Fehlendes ESG-Reporting
Zu den Herausforderungen zählt auch das bislang fehlende Nachhaltigkeitsreporting. Den Unternehmensberichten ist zu entnehmen, dass zu 100% Öko-Strom bezogen wird und dass Recyclinglösungen eine Priorität darstellen. Weiterhin legt der «Kodex zum ethischen Geschäftsverhalten» des Schweizer Medizintechnikverbandes «Swiss Medtech» die Richtlinien für das Verhalten der Mitarbeitenden fest. Allerdings sind bisher keine Informationen zu der Reduzierung von Wasser- und Energieverbrauch oder Angaben zu den Scope-3-Emissionen zu finden. Ebenso wenig wird über die Chancengleichheit von Frauen und deren gleiche Bezahlung rapportiert. Das wohl grösste Defizit besteht aber in der Governance. Im Verwaltungsrat von IVF Hartmann sind auch Vertreter des Hauptaktionärs. Bei Bilanzpressekonferenzen und ähnlichen Anlässen wird jedoch nichts über die Strategie, die Ziele, das Verfahren mit der Beteiligung oder ähnlich zukunftsgerichtete Fragen gesagt. Man hält sich bedeckt. Dem Interesse der freien Aktionäre an Auskunft und Information wird offensichtlich bislang kein hohes Gewicht beigemessen.
Fazit
Es scheint, als ob die Schweizer IVF Hartmann eine Perle im Beteiligungsportfolio der deutschen Hartmann AG ist. Das drückt sich schon in dem sehr unterschiedlichen KUV von Mutter und Tochter aus: 0.3 bei Hartmann und fast 2 bei IVF Hartmann. Die Nachfrageschwankungen seit 2020 hat das Unternehmen für eine Restrukturierung der Prozesse genutzt und dadurch die Kostenführerschaft ausgebaut. Als Systemanbieter ist die Marktstellung im Schweizer Gesundheitswesen hervorragend, wenngleich der Wettbewerb spürbar zunimmt. Aus Anlegersicht bieten Bewertung und Profitabilität gute Voraussetzungen. Fantasie besteht auch in der Verbesserung der Visibilität am Kapitalmarkt. Ein zeitgemässes ESG-Reporting könnte durchaus neue Anlegerkreise erschliessen. IVF Hartmann würde wohl in vielen Punkten gut abschneiden, wenn auch nicht unbedingt bei der Governance.
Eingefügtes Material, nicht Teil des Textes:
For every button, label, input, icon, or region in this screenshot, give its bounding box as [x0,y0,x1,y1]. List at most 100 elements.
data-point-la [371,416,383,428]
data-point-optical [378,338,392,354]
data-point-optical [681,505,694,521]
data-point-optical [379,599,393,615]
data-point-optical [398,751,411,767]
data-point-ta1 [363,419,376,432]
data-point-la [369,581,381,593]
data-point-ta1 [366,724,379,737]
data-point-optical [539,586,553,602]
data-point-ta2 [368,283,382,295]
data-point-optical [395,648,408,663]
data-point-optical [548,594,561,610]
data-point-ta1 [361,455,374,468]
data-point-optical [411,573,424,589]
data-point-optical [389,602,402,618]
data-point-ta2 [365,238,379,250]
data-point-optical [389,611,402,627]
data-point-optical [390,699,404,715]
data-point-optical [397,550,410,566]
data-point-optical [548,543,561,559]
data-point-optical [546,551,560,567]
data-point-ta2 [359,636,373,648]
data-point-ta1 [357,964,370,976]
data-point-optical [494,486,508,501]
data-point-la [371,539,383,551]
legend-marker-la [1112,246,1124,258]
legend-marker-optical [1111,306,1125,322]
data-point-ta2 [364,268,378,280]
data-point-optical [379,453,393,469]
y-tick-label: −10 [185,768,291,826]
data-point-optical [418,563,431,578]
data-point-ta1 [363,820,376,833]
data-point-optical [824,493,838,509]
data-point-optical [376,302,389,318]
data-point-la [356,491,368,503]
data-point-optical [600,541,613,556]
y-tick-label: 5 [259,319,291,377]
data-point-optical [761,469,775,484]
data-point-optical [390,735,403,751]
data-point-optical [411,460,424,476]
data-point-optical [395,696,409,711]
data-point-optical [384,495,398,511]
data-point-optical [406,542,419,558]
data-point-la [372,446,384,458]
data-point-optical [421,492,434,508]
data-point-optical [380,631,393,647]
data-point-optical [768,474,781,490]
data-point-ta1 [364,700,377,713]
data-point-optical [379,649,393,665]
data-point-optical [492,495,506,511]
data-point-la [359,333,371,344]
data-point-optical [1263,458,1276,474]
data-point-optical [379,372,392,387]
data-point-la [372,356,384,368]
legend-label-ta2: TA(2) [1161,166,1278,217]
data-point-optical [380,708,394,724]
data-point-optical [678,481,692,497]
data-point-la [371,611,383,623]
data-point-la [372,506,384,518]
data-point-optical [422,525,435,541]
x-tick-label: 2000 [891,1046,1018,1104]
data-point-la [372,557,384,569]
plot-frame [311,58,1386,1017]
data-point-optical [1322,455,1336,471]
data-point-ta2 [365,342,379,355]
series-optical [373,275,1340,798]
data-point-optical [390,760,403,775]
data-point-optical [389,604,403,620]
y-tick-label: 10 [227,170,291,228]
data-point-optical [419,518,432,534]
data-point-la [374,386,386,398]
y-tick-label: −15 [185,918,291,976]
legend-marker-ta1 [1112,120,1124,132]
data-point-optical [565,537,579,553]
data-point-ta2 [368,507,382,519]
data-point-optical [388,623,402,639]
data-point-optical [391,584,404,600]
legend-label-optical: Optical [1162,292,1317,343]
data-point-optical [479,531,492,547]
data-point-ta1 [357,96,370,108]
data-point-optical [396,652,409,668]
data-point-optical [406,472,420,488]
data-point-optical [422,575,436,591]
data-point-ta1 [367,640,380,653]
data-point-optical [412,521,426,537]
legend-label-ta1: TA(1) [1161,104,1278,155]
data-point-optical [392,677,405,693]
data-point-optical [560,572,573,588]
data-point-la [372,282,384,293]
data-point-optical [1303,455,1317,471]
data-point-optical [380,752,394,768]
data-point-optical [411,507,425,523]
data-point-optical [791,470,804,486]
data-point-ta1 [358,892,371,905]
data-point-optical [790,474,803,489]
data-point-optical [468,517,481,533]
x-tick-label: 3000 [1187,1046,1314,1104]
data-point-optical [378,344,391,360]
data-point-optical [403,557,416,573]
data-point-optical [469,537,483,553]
Die Fragezeichen bezüglich der Absichten des Hauptaktionärs sind wohl auch der Grund für die geringe Liquidität und die im Healthcare Universum eher unterdurchschnittliche Kursentwicklung. Der dänische Inkontinenz- und Wundversorgungsspezialist Coloplast beispielsweise erzielte in den letzten fünf Jahren eine Performance von 63% vs. -43% bei IVF Hartmann! Gerade das Potenzial für Verbesserungen könnte der Aktie Schubkraft geben, sofern eine höhere Veränderungsrate erkennbar wird. Das langfristige Chartbild zeigt eine über ein Jahr ausgeprägte und scheinbar tragfähige Bodenbildung, die bei nachhaltigem Überschreiten der 125-CHF-Marke abgeschlossen sein könnte. Ein erstes Kursziel wäre dann 190 CHF, das Zwischenhoch von 2021, danach Kurse über dem historischen Hoch von 2017 bei 220 CHF.